Luego de muchas y muy variadas experiencias europeas, Madame de Staël concluyó que las acciones bélicas siempre resultaban en graves prejuicios para todas las partes involucradas y que, lo mismo que sostuvieron enfáticamente los Padres Fundadores en Estados Unidos, tarde o temprano se traducirían en el desmesurado agrandamiento en el tamaño del Leviatán cuyas deudas y desórdenes de diversa naturaleza finalmente comprometerían severamente las libertades individuales por las que ella abogó toda su vida. Se inclinaba a la postura al principio civilizado de actuar como “ciudadanos del mundo” cuyos únicos enemigos declarados eran los que rechazaban la libertad, en cuanto al resto, le resultaba irrelevante la nacionalidad, el color de la piel o la religión siempre que el interlocutor se basara en los valores universales del respeto recíproco.
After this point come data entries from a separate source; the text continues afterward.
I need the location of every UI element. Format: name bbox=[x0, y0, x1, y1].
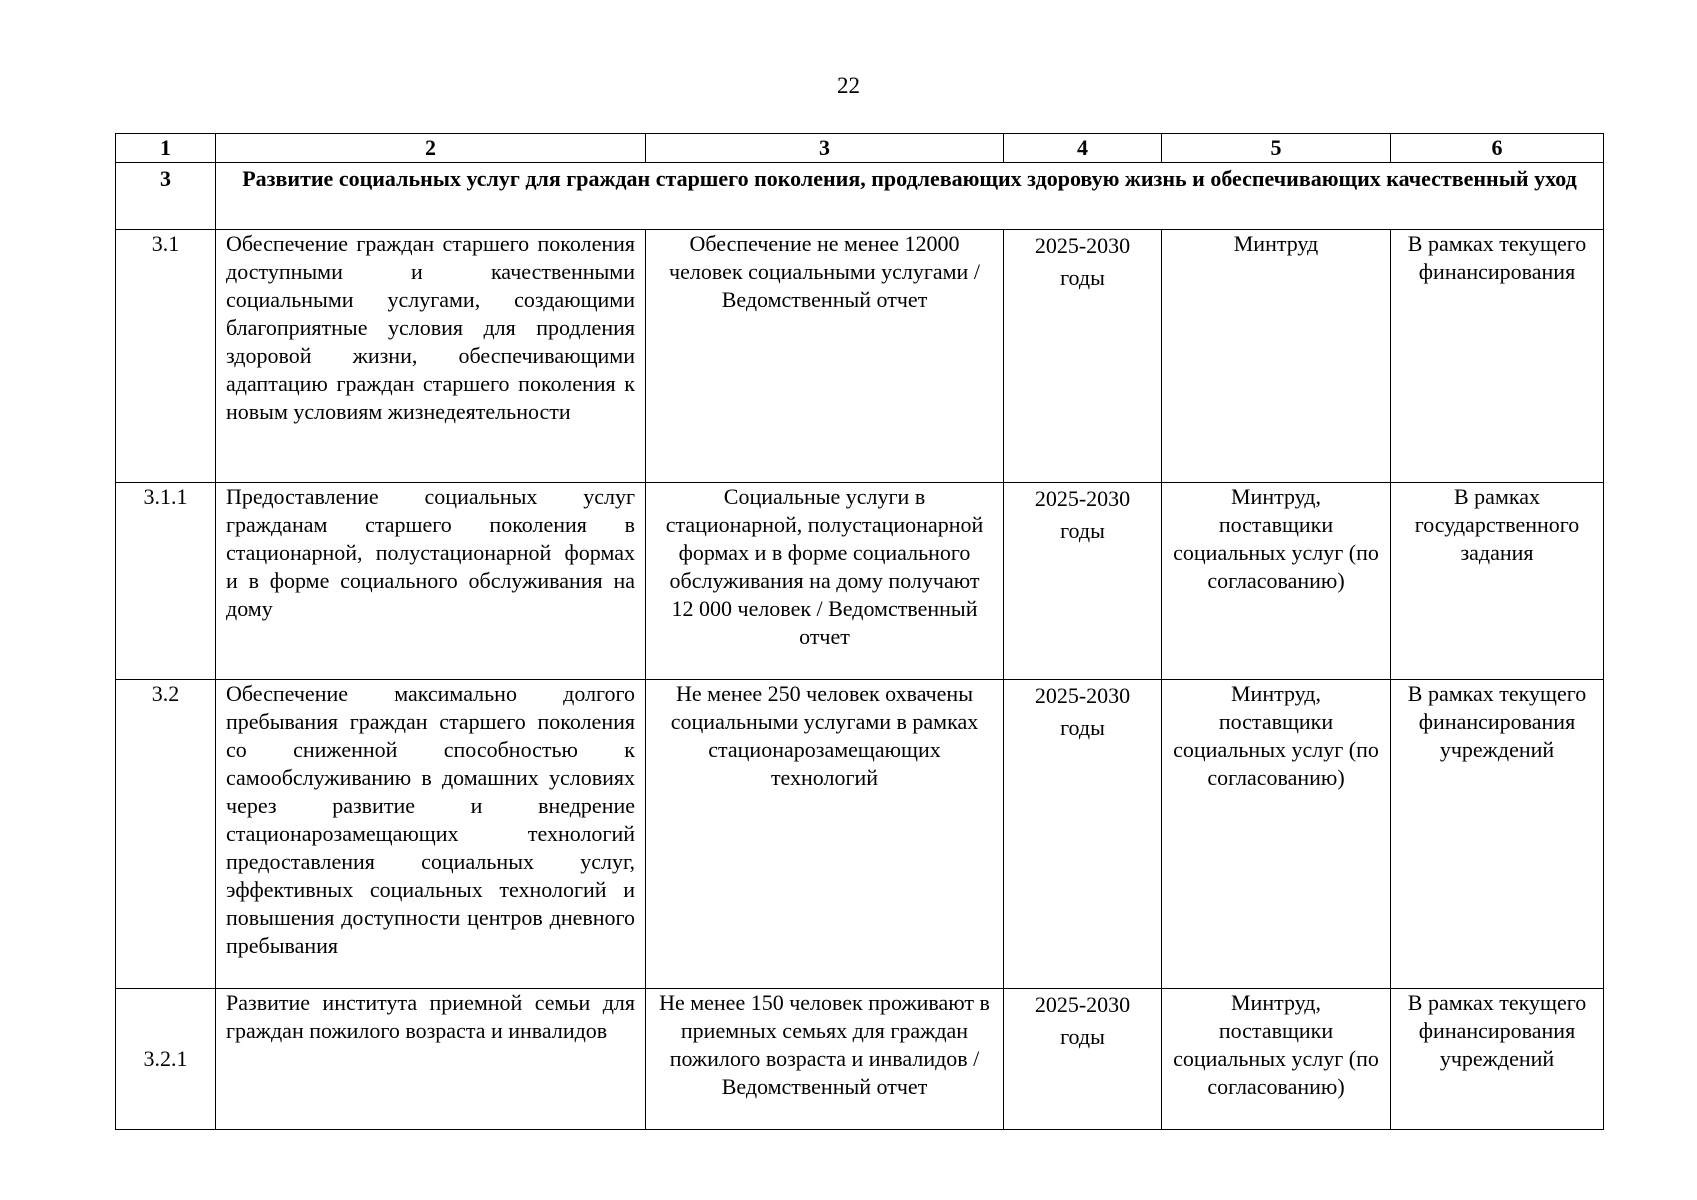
financing-source: В рамках государственного задания bbox=[1391, 483, 1604, 680]
column-number: 6 bbox=[1391, 134, 1604, 163]
column-number: 2 bbox=[216, 134, 646, 163]
section-title: Развитие социальных услуг для граждан старшего поколения, продлевающих здоровую жизнь и обеспечивающих качественный уход bbox=[216, 163, 1604, 230]
table-row bbox=[116, 230, 1604, 483]
row-number: 3.2 bbox=[116, 680, 216, 989]
table-row bbox=[116, 483, 1604, 680]
table-row bbox=[116, 989, 1604, 1130]
column-number: 3 bbox=[646, 134, 1004, 163]
column-number: 1 bbox=[116, 134, 216, 163]
section-number: 3 bbox=[116, 163, 216, 230]
implementation-period: 2025-2030 годы bbox=[1034, 486, 1131, 543]
responsible-executor: Минтруд, поставщики социальных услуг (по согласованию) bbox=[1162, 483, 1391, 680]
action-plan-table bbox=[115, 133, 1604, 1130]
financing-source: В рамках текущего финансирования bbox=[1391, 230, 1604, 483]
responsible-executor: Минтруд, поставщики социальных услуг (по согласованию) bbox=[1162, 680, 1391, 989]
row-number: 3.1 bbox=[116, 230, 216, 483]
column-number-row bbox=[116, 134, 1604, 163]
expected-result: Не менее 150 человек проживают в приемных семьях для граждан пожилого возраста и инвалидов / Ведомственный отчет bbox=[646, 989, 1004, 1130]
measure-name: Обеспечение граждан старшего поколения доступными и качественными социальными услугами, создающими благоприятные условия для продления здоровой жизни, обеспечивающими адаптацию граждан старшего поколения к новым условиям жизнедеятельности bbox=[226, 231, 635, 424]
responsible-executor: Минтруд, поставщики социальных услуг (по согласованию) bbox=[1162, 989, 1391, 1130]
expected-result: Социальные услуги в стационарной, полустационарной формах и в форме социального обслуживания на дому получают 12 000 человек / Ведомственный отчет bbox=[646, 483, 1004, 680]
measure-name: Предоставление социальных услуг гражданам старшего поколения в стационарной, полустационарной формах и в форме социального обслуживания на дому bbox=[226, 484, 635, 621]
implementation-period: 2025-2030 годы bbox=[1034, 233, 1131, 290]
responsible-executor: Минтруд bbox=[1162, 230, 1391, 483]
column-number: 4 bbox=[1004, 134, 1162, 163]
row-number: 3.1.1 bbox=[116, 483, 216, 680]
expected-result: Не менее 250 человек охвачены социальными услугами в рамках стационарозамещающих технологий bbox=[646, 680, 1004, 989]
page-number: 22 bbox=[837, 73, 860, 98]
section-row bbox=[116, 163, 1604, 230]
column-number: 5 bbox=[1162, 134, 1391, 163]
measure-name: Развитие института приемной семьи для граждан пожилого возраста и инвалидов bbox=[226, 990, 635, 1043]
expected-result: Обеспечение не менее 12000 человек социальными услугами / Ведомственный отчет bbox=[646, 230, 1004, 483]
table-row bbox=[116, 680, 1604, 989]
measure-name: Обеспечение максимально долгого пребывания граждан старшего поколения со сниженной способностью к самообслуживанию в домашних условиях через развитие и внедрение стационарозамещающих технологий предоставления социальных услуг, эффективных социальных технологий и повышения доступности центров дневного пребывания bbox=[226, 681, 635, 958]
financing-source: В рамках текущего финансирования учреждений bbox=[1391, 989, 1604, 1130]
implementation-period: 2025-2030 годы bbox=[1034, 992, 1131, 1049]
implementation-period: 2025-2030 годы bbox=[1034, 683, 1131, 740]
financing-source: В рамках текущего финансирования учреждений bbox=[1391, 680, 1604, 989]
row-number: 3.2.1 bbox=[116, 989, 216, 1130]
Ese respeto recíproco a los diversos modos de ser civilizado o cultivado o, dicho más directamente, entre diversas culturas, se puso de manifiesto magníficamente en el último de los congresos convocados por la gran Victoria Ocampo (el paralelo sudamericano de la Staël) que se llevó a cabo en su domicilio en Buenos Aires (San Isidro). En esa ocasión, el Padre Ismael Quiles expresó que “Veo una analogía muy profunda entre el diálogo de las culturas -que podríamos llamar diálogo intercultural- y el diálogo interpersonal […puesto que] se trata de expresiones de una misma esencia humana […] como cada cultura refleja una parte limitada, resulta que las culturas son complementarias”. Por su parte, Germán Arciniegas afirmó: “Creo que lo importante en el reconocimiento de las culturas no reside en señalar las identidades y semejanzas, sino más bien las desemejanzas. Lo que interesa no es llegar a fórmulas universales totalitarias en cuanto a cultura, sino a una tolerancia en que se respeten los distintos estilos”. Y las palabras finales en aquella reunión estuvieron a cargo de Víctor Massuh -quien fuera mi distinguido amigo- que en esa ocasión se refirió a la capacidad de “trasmigrar hacia otra cultura” enriqueciendo la propia, es decir, “una genuina instalación en la propia y un conocimiento amoroso de las restantes”. Es que como señala Thomas Sowell la cultura no es algo estático sino cambiante en un proceso de enriquecimiento permanente para lo cual juegan un rol decisivo otras culturas y perspectivas. En este contexto y para otra instancia del proceso de evolución cultural donde no exista el riesgo de un gobierno universal con su inexorable y peligrosa concentración de poder, es que Borges insistía en que “Vendrán otros tiempos en que seremos cosmopolitas, ciudadanos del mundo como decían los estoicos, y desaparecerán como algo absurdo las fronteras”.